I understand that Hubble and Einstein did not believe in a cosmic origin, so doppler effect was the best hypothesis at the time. However, since a finite time universe has become the prevalent theory since their deaths, has this gravitational solution been considered?

Therefore, for the exact same reason our "observable" universe is limited by the travel distance of photons since the CMB, our local gravitational potential shifts over time for the same reason.

It's true that the gravitational field at a spacetime point is due to the matter on the past light cone of that point, but that's automatically taken into account when you use the GR field equation to relate the curvature to the matter distribution. It isn't an extra effect that could be overlooked; it's just ordinary cosmology.

There is no well defined gravitational potential in GR, except in static spacetimes, but the FLRW universe isn't static. FLRW spacetimes (without local inhomogeneity) don't have anything deserving of the name gravitational time dilation.

Without knowing what calculations you did, it's hard to say more, but almost certainly either you made a mistake in the calculations or you've just written standard cosmology in nonstandard coordinates.

Allure's answer refers to something different, the gravitational redshift of galaxy clusters due to their self-gravitation.

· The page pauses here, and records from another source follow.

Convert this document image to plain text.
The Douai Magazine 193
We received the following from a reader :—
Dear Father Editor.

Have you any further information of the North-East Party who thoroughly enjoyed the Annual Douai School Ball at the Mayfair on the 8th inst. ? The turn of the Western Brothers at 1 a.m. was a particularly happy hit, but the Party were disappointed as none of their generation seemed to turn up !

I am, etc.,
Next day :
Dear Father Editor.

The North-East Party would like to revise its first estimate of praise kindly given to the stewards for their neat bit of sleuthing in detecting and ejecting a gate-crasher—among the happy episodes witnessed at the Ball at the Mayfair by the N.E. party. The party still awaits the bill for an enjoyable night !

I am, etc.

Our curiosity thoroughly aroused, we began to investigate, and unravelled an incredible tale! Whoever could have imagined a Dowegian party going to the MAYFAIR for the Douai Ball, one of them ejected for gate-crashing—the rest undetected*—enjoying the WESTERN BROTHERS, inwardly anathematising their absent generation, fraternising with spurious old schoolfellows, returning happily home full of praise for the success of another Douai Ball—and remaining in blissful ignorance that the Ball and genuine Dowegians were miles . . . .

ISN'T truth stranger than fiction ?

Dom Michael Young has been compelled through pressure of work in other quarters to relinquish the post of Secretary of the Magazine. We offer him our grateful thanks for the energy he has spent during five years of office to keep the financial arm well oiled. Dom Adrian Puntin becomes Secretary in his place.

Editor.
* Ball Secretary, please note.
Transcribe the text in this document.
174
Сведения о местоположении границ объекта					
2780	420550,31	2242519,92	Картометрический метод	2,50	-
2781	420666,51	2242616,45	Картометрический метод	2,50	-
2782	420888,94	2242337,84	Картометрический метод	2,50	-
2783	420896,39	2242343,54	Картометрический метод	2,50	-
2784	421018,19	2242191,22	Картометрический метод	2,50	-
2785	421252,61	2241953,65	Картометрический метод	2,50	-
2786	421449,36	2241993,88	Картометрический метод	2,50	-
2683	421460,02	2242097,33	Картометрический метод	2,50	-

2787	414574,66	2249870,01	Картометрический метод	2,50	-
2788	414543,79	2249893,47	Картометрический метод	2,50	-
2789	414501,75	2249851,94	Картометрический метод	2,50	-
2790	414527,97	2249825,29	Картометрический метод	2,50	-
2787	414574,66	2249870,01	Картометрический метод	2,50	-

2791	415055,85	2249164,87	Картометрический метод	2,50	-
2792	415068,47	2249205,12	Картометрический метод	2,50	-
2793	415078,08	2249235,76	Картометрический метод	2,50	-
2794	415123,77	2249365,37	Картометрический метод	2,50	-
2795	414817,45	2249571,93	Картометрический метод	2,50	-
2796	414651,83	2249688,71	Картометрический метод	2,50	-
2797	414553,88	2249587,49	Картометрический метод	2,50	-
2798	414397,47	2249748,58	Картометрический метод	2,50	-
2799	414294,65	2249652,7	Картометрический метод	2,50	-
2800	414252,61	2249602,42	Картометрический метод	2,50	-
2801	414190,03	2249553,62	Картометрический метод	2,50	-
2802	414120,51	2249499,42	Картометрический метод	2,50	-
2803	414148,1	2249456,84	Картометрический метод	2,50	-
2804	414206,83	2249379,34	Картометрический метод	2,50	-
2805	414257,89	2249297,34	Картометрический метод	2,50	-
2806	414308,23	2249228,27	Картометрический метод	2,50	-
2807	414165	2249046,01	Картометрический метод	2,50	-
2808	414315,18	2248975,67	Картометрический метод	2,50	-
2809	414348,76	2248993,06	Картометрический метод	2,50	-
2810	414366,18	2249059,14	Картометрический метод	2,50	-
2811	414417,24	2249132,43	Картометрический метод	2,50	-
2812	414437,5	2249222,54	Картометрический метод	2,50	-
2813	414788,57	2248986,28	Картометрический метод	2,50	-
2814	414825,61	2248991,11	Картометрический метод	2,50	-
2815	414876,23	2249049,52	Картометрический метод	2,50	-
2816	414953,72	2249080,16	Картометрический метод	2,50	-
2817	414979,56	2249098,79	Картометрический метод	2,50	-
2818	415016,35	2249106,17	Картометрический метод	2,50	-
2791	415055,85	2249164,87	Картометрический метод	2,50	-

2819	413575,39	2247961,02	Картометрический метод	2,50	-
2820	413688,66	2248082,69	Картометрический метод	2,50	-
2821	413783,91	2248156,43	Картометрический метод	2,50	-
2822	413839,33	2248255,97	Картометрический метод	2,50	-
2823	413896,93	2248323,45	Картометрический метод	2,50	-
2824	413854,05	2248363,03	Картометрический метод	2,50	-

Aside from being small, this effect is independent of cosmological distance, so it can't explain the redshift-distance relationship.

• Thank you @benrg for taking the time to consider my question. However, I don't believe you understand the scope of my question. I am speaking specifically about the gravity emitted by all particles in the universe since "popping" into existence 14 B years ago. As LIGOS confirmed the propagation rate of gravity to 'c', therefore we are just now receiving the gravity waves from the edge of the observable universe. I am limited in response space. This details all my considerations: docs.google.com/document/d/… Apr 13, 2021 at 5:22

It's been tried, and it doesn't work. The effect is too small.

See this paper. The gravitational redshift is only a few $$km/s$$, easily drowned out by the effect of Hubble flow.